Discovery and characterization of phenoxyacetic acid derivatives as potential antiepileptic agents

Abstract

This study aimed to discover novel multifunctional anticonvulsant agents through the evaluation of a series of test compounds 5d–f, 7b, and 10c–f, which were previously identified based on their potent anti-inflammatory activity in both in vitro and in vivo models in acute and chronic seizure models. Initial screening in the pentylenetetrazol (PTZ)-induced seizure model identified compounds 7b, 5f, 5e, and 10c as the most effective, with compound 7b demonstrating complete seizure protection (100%) and zero mortality, outperforming the reference drug valproic acid (VI). These four candidates were further assessed in the pilocarpine-induced temporal lobe epilepsy model. Compound 7b again showed superior efficacy, significantly delaying seizure onset by 188.6%, reducing seizure severity at all time points, and ensuring 100% survival. Mechanistic studies revealed that 7b markedly reduced hippocampal oxidative stress markers, including malondialdehyde by 67.2% and nitric oxide levels by 41.0%. It also suppressed the neuroinflammatory cytokines TNF-α and IL-6 by 56.9% and 63.0%, respectively.
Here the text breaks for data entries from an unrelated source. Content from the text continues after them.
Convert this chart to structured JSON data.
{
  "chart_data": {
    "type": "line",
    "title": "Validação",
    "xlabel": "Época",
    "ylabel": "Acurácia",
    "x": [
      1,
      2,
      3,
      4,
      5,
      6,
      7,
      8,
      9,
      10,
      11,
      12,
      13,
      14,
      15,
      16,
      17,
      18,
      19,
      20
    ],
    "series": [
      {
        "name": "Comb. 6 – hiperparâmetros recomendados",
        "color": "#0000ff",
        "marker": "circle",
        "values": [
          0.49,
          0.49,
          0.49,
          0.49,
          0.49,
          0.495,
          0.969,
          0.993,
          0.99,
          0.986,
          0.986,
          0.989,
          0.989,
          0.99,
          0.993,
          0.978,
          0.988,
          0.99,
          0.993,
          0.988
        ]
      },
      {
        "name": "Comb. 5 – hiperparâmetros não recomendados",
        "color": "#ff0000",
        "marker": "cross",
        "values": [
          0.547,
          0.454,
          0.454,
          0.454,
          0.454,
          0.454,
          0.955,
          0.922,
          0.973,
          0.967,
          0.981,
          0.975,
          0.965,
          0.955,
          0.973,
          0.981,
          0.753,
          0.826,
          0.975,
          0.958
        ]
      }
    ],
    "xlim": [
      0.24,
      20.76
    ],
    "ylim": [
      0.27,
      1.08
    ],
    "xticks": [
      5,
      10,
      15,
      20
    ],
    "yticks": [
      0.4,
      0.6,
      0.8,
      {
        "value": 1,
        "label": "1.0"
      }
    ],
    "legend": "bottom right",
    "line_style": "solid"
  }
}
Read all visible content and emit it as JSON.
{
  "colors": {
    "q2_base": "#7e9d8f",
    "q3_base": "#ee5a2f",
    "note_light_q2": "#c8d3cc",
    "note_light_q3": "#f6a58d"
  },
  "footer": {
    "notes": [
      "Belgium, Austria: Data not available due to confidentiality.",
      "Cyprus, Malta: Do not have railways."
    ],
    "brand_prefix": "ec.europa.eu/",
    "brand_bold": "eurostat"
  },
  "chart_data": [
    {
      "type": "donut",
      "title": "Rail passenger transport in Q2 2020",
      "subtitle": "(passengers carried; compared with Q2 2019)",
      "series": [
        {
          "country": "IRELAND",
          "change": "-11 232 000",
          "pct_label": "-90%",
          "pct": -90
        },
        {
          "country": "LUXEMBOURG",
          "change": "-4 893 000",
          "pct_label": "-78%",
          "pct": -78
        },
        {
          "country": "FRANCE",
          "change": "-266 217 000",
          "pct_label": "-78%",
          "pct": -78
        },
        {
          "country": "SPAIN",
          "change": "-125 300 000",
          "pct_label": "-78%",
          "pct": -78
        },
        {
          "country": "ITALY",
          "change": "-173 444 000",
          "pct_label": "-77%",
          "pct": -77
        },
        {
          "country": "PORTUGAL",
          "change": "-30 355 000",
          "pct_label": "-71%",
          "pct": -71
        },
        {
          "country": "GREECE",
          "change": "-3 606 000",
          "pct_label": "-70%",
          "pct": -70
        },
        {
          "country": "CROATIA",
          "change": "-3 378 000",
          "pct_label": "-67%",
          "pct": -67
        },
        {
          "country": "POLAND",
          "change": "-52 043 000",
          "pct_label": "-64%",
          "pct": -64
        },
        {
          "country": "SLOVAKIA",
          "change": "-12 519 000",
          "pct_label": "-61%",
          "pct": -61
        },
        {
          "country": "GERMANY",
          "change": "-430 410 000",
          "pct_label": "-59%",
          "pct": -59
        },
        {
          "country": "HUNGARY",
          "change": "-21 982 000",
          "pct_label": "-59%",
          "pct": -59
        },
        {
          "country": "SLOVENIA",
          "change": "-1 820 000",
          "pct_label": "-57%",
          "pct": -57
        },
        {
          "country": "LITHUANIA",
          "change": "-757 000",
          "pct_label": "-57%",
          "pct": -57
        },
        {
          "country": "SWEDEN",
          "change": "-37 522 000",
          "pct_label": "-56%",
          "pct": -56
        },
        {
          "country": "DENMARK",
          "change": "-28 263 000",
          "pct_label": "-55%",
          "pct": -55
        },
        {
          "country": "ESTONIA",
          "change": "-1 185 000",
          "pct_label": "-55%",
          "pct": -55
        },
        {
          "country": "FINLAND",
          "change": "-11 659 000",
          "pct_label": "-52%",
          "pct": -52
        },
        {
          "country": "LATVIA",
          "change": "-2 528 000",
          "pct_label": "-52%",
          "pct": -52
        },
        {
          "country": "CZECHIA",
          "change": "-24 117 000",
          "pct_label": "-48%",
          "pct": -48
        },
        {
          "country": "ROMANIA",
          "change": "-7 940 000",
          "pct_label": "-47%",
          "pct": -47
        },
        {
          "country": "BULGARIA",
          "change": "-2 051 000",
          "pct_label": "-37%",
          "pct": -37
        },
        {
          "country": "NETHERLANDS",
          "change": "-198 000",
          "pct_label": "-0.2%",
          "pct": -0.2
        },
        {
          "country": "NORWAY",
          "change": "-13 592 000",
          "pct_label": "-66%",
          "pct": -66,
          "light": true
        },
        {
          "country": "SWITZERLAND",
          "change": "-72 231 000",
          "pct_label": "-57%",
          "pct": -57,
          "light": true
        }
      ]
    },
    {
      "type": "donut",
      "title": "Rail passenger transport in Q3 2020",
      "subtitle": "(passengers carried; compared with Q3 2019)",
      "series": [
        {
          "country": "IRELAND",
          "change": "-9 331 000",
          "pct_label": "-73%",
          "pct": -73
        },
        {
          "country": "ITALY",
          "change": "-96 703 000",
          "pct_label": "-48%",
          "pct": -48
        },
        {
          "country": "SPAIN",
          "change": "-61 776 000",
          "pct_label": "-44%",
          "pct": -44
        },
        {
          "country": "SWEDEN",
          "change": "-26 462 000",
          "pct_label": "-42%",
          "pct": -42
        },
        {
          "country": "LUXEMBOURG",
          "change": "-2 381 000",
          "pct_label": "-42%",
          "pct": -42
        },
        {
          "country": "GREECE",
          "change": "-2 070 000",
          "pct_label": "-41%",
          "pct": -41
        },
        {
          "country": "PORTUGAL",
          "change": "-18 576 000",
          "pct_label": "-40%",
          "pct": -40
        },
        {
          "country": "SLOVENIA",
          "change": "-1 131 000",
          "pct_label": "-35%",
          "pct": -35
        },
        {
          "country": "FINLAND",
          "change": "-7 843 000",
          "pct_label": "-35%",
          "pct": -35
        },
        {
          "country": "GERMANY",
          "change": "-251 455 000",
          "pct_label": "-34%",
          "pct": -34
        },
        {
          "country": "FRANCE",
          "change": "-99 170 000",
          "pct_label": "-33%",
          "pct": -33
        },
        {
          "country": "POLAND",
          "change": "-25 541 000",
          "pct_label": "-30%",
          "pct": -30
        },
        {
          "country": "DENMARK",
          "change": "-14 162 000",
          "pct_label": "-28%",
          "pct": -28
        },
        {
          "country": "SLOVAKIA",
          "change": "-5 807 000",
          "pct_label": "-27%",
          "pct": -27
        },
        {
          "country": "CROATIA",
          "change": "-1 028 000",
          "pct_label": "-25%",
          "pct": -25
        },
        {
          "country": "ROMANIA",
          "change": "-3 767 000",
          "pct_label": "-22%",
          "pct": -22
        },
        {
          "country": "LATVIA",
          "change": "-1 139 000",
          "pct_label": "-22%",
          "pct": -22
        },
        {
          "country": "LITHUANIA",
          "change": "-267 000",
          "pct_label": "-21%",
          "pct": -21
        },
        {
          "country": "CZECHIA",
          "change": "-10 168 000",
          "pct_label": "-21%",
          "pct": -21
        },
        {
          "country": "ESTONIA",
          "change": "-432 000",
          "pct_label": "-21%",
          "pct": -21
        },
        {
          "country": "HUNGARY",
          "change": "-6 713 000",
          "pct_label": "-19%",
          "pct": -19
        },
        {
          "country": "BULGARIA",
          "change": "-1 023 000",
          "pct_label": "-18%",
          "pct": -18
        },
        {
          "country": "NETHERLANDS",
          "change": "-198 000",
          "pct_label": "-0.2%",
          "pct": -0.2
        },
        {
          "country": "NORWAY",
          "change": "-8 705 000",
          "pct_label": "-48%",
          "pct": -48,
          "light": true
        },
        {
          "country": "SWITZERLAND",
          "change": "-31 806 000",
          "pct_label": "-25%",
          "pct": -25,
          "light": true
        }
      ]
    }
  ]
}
In addition, compound 7b attenuated excitotoxic glutamate accumulation by 61.5% and downregulated glial activation markers GFAP and Iba-1 by 73.9% and 49.8%, respectively, consistently outperforming valproic acid. Importantly, safety evaluation confirmed that high-dose administration of 7b did not induce hepatic, renal, or cardiac toxicity. Collectively, these findings establish compound 7b as a potent, safe, and multifunction anti-inflammatory and antiepileptic candidate, warranting further pharmacological and mechanistic investigation.